Question to ask whether M failure to check J’s health is acceptable practice endorsed by a reasonable,
respectable and responsible school of thought within his profession (ie. any other professional trainer)? Since
Magdela failed to read up on the Step-Up protocols and so did not conduct the health check, it will be breach of
duty.

Although M would argue claimed that gyms do not usually conduct health checks and, therefore, even if she had
known of the Step Up requirements, she would not have considered it necessary to carry out the health checks.
In Bank Montreal v Dominion Guarantee, court have not accepted common practice as a conclusive defence.
Neglect of duty does not cease by repetition to be neglect of duty. However best practice or professional
guidelines may be relevant evidence that court will take note in reaching its decision.

J v Doctor
Clearly, defendant here as doctor professional body standard will apply.

In Wilsher v Essex AHA court states personal attributes and experience of the defendant are generally disregard
in negligence claims, if doctor does not have the requisite degree of skill for the role in which they are acting,
the employer (ie. hospital) will be liable for putting the employee (ie. doctor) in a position that was too advanced
for their abilities. Unless, the doctor missed key symptoms of patient then he found to be in breach of duty.

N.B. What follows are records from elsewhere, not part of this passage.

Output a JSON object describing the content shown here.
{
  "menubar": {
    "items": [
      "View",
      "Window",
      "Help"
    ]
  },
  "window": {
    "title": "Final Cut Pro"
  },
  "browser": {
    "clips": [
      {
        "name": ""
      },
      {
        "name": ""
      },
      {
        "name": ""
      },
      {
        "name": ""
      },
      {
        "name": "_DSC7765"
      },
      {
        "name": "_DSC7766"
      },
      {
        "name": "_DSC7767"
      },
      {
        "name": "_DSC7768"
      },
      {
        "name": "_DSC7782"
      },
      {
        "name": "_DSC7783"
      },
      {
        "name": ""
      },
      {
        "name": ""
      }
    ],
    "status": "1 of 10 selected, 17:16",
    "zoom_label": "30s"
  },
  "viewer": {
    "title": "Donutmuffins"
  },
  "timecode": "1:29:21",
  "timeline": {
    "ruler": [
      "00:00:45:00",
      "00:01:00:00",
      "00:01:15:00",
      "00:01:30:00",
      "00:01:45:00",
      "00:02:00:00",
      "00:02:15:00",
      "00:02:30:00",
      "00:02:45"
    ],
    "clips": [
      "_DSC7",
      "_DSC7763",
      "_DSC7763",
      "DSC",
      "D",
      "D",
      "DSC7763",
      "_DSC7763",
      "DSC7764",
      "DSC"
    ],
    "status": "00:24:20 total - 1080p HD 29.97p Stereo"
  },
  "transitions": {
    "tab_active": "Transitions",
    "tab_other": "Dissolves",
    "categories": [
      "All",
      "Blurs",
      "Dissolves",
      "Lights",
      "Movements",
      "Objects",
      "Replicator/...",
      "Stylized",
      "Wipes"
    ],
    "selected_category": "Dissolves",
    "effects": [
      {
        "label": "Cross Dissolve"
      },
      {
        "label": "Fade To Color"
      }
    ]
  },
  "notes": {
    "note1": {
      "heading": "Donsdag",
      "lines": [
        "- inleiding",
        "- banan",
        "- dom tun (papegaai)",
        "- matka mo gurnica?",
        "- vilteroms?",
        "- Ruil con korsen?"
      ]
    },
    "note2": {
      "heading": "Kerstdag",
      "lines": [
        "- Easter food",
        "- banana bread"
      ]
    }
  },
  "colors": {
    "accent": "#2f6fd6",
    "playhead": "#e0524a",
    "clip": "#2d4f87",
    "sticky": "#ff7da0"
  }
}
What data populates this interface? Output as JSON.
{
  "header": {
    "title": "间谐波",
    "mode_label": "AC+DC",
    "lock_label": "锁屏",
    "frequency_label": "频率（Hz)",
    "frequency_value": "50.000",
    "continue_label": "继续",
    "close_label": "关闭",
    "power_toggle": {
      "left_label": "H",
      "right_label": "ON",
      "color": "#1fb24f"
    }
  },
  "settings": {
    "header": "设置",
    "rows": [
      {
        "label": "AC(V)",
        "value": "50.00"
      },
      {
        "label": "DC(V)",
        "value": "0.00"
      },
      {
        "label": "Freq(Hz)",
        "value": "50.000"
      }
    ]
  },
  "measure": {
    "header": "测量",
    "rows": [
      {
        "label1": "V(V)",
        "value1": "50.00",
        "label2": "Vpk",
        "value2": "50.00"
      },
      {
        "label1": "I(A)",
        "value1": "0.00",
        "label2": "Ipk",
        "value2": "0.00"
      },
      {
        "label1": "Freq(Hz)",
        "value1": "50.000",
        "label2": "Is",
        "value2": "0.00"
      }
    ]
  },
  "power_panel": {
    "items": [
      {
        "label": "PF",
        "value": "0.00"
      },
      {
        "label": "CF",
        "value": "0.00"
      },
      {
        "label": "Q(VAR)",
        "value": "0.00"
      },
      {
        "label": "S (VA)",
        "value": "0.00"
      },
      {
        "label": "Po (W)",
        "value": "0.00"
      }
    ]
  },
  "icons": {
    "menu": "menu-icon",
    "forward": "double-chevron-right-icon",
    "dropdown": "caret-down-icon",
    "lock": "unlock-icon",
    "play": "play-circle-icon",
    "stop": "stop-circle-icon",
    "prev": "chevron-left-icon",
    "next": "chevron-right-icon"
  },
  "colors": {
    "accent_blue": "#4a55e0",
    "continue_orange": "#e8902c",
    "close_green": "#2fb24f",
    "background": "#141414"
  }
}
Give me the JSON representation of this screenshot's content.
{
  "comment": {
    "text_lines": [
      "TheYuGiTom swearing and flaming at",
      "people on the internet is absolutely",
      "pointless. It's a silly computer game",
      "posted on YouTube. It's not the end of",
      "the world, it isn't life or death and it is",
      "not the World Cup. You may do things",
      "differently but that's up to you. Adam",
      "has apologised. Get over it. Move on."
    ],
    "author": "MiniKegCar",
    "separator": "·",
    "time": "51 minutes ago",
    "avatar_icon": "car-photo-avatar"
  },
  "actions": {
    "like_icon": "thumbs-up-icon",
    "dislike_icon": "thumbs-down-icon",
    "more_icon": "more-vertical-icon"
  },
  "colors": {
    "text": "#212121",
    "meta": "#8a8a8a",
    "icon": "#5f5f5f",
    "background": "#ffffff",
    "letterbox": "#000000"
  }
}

Applying Wilsher to the fact, junior doctor attend J will disregard, the question will be whether the doctor has
put in too advance position or doctor missed key symptoms (ie. muscle strain problem). According to the fact,
junior doctor was so anxious to deal with the cardiac arrest that he completely forgot to deal with the muscle
strain problem, its suggest doctor deliberately carelessly missed key symptoms of J.

Applying Bolam and Bolitho test, the doctor is in breach of duty as forgot to deal with the muscle strain problem
as it is not within acceptable practice endorsed by a reasonable, respectable and responsible school of thought
within his profession and there is no reasonable, respectable and responsible school of though is one whose
views are capable of logical analysis.

Third issue whether the breach of duty by the defendant cause the damage to claimant?
The claimant’s need to satisfy the but for test in Barnett v Chelsea.

JvM
The question to be asked will be, but for the M failure to check J health would J went into cardiac arrest (heart
attack)? The answer is no base on the fact Jenny heart problem which would have been revealed if the health
checks had been performed, thus causation establish.